H. pylori-induced increase in permeability. (a) T84 confluent monolayers. The P_app of [¹⁴C]mannitol flux in non-H. pylori-treated control cells (open bar) versus that for H. pylori-pretreated cells (striped bar) is shown. (b) Rat mucosa. The P_app of [¹⁴C]mannitol flux in control nontreated rat mucosa (open bar) versus that for H. pylori-pretreated rat mucosa (striped bar) is shown. In paired experiments, basolateral-to-apical [¹⁴C]mannitol flux measurements were made over a single 20-min period following 2-h exposure of T84 cells or rat mucosa to H. pylori sonicates (15 μg/ml). Graphs show P_app means from six (a) and four (b) experiments. P < 0.05 for panel a and P < 0.05 for panel b by the Mann-Whitney U test.

FIG. 7

Response of T84 monolayers to established secretagogues. Control (open circles) and H. pylori-pretreated (solid circles) confluent T84 monolayers mounted on Ussing chambers were stimulated with 3 and 10 μM forskolin and 10 and 100 μM carbachol at the indicated times. Treated and control monolayers were able to respond to both secretagogues, and the highest stimulation was obtained with 10 μM carbachol. Changes in SCC are indicative of the relative abilities of the monolayers to secrete chloride ions.

FIG. 8

Western blot analysis of E-cadherin expression in T84 cells treated with H. pylori (Hp) for 2, 6, 24, and 48 h and in control cells (C) in medium alone. Besides the classical 120-kDa band, two smaller bands (∼100 and ∼105 kDa) were detected in all cases. Western blot analysis detected no change in the basal levels of E-cadherin after H. pylori treatment at any of the times at which they were examined.

FIG. 9

Immunoprecipitation-Western blot analysis of tyrosine phosphorylation of E-cadherin in control and H. pylori-treated T84 monolayers. Western blots were probed with anti-E-cadherin antibody (a) and antiphosphotyrosine antibody (b). Lanes: A, control T84 whole-cell preparation; B, control T84 cells immunoprecipitated with anti-E-cadherin MAb; C, H. pylori-treated T84 cells immunoprecipitated with anti-E-cadherin MAb. E-cadherin (120 kDa) was not tyrosine phosphorylated in any case, but tyrosine phosphorylation was detected on two coprecipitated proteins (94 kDa, likely to be β-catenin, and 147 kDa).
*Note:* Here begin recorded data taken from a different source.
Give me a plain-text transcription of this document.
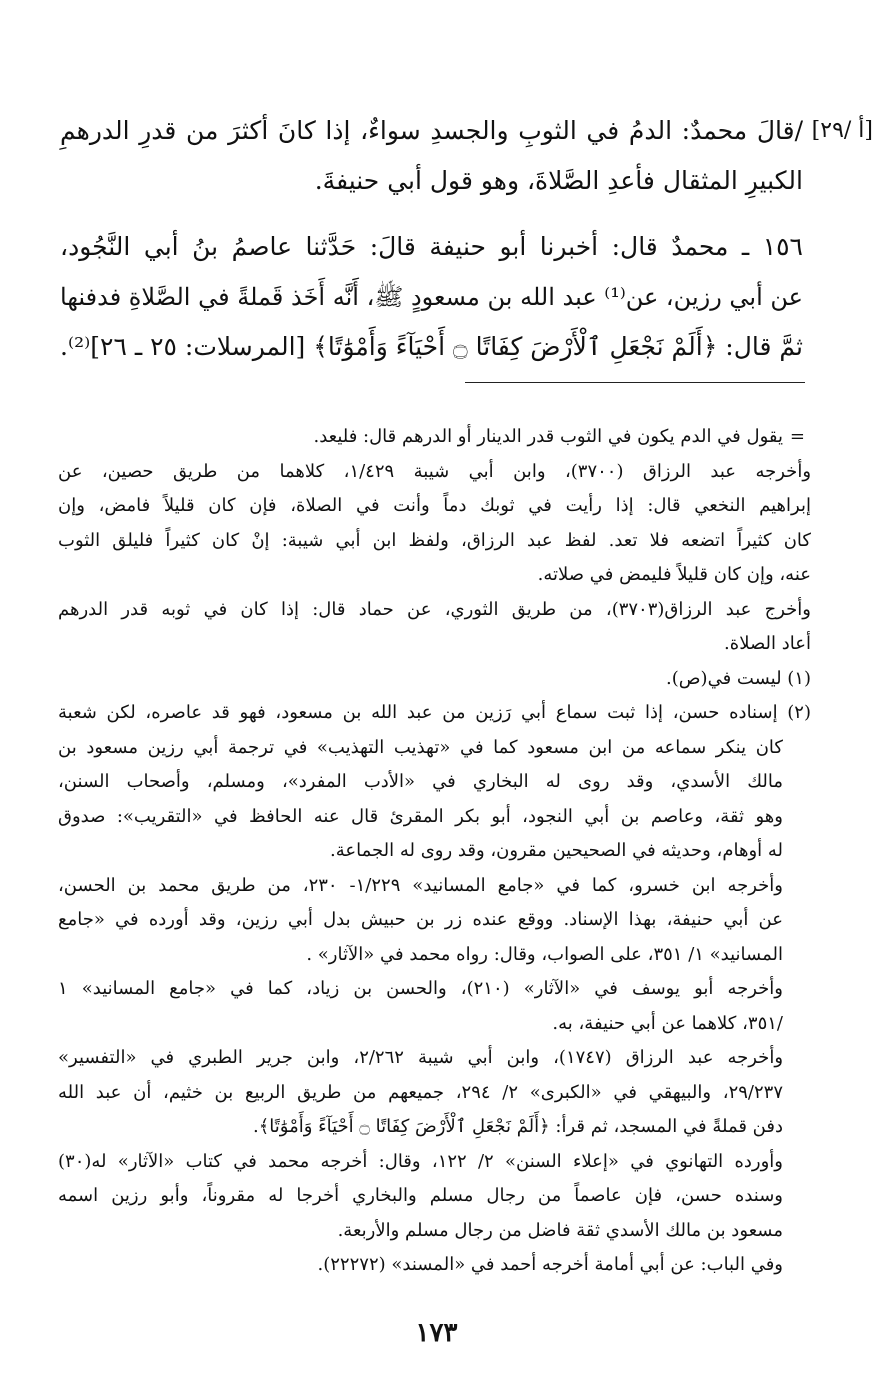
[٢٩/ أ]
/قالَ محمدٌ: الدمُ في الثوبِ والجسدِ سواءٌ، إذا كانَ أكثرَ من قدرِ الدرهمِ
الكبيرِ المثقال فأعدِ الصَّلاةَ، وهو قول أبي حنيفةَ.
١٥٦ ـ محمدٌ قال: أخبرنا أبو حنيفة قالَ: حَدَّثنا عاصمُ بنُ أبي النَّجُود،
عن أبي رزين، عن⁽¹⁾ عبد الله بن مسعودٍ ﷺ، أَنَّه أَخَذ قَملةً في الصَّلاةِ فدفنها
ثمَّ قال: ﴿أَلَمْ نَجْعَلِ ٱلْأَرْضَ كِفَاتًا ۝ أَحْيَآءً وَأَمْوَٰتًا﴾ [المرسلات: ٢٥ ـ ٢٦]⁽²⁾.
=
يقول في الدم يكون في الثوب قدر الدينار أو الدرهم قال: فليعد.
وأخرجه عبد الرزاق (٣٧٠٠)، وابن أبي شيبة ١/٤٢٩، كلاهما من طريق حصين، عن
إبراهيم النخعي قال: إذا رأيت في ثوبك دماً وأنت في الصلاة، فإن كان قليلاً فامض، وإن
كان كثيراً اتضعه فلا تعد. لفظ عبد الرزاق، ولفظ ابن أبي شيبة: إنْ كان كثيراً فليلق الثوب
عنه، وإن كان قليلاً فليمض في صلاته.
وأخرج عبد الرزاق(٣٧٠٣)، من طريق الثوري، عن حماد قال: إذا كان في ثوبه قدر الدرهم
أعاد الصلاة.
(١) ليست في(ص).
(٢) إسناده حسن، إذا ثبت سماع أبي رَزين من عبد الله بن مسعود، فهو قد عاصره، لكن شعبة
كان ينكر سماعه من ابن مسعود كما في «تهذيب التهذيب» في ترجمة أبي رزين مسعود بن
مالك الأسدي، وقد روى له البخاري في «الأدب المفرد»، ومسلم، وأصحاب السنن،
وهو ثقة، وعاصم بن أبي النجود، أبو بكر المقرئ قال عنه الحافظ في «التقريب»: صدوق
له أوهام، وحديثه في الصحيحين مقرون، وقد روى له الجماعة.
وأخرجه ابن خسرو، كما في «جامع المسانيد» ١/٢٢٩- ٢٣٠، من طريق محمد بن الحسن،
عن أبي حنيفة، بهذا الإسناد. ووقع عنده زر بن حبيش بدل أبي رزين، وقد أورده في «جامع
المسانيد» ١/ ٣٥١، على الصواب، وقال: رواه محمد في «الآثار» .
وأخرجه أبو يوسف في «الآثار» (٢١٠)، والحسن بن زياد، كما في «جامع المسانيد» ١
/٣٥١، كلاهما عن أبي حنيفة، به.
وأخرجه عبد الرزاق (١٧٤٧)، وابن أبي شيبة ٢/٢٦٢، وابن جرير الطبري في «التفسير»
٢٩/٢٣٧، والبيهقي في «الكبرى» ٢/ ٢٩٤، جميعهم من طريق الربيع بن خثيم، أن عبد الله
دفن قملةً في المسجد، ثم قرأ: ﴿أَلَمْ نَجْعَلِ ٱلْأَرْضَ كِفَاتًا ۝ أَحْيَآءً وَأَمْوَٰتًا﴾.
وأورده التهانوي في «إعلاء السنن» ٢/ ١٢٢، وقال: أخرجه محمد في كتاب «الآثار» له(٣٠)
وسنده حسن، فإن عاصماً من رجال مسلم والبخاري أخرجا له مقروناً، وأبو رزين اسمه
مسعود بن مالك الأسدي ثقة فاضل من رجال مسلم والأربعة.
وفي الباب: عن أبي أمامة أخرجه أحمد في «المسند» (٢٢٢٧٢).
١٧٣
Phosphorylation of these proteins was not altered by exposure to H. pylori.

FIG. 10

Anti-E-cadherin immunofluorescence staining of T84 monolayers grown in plastic chamber slides of cells treated with H. pylori sonicates for 2 h (A) versus control cells in medium alone (B). Treated cells appeared bigger than controls at 2 h. Changes in morphology and loss of adherence to plastic are maximum at 48 h. Bar, 40 μm.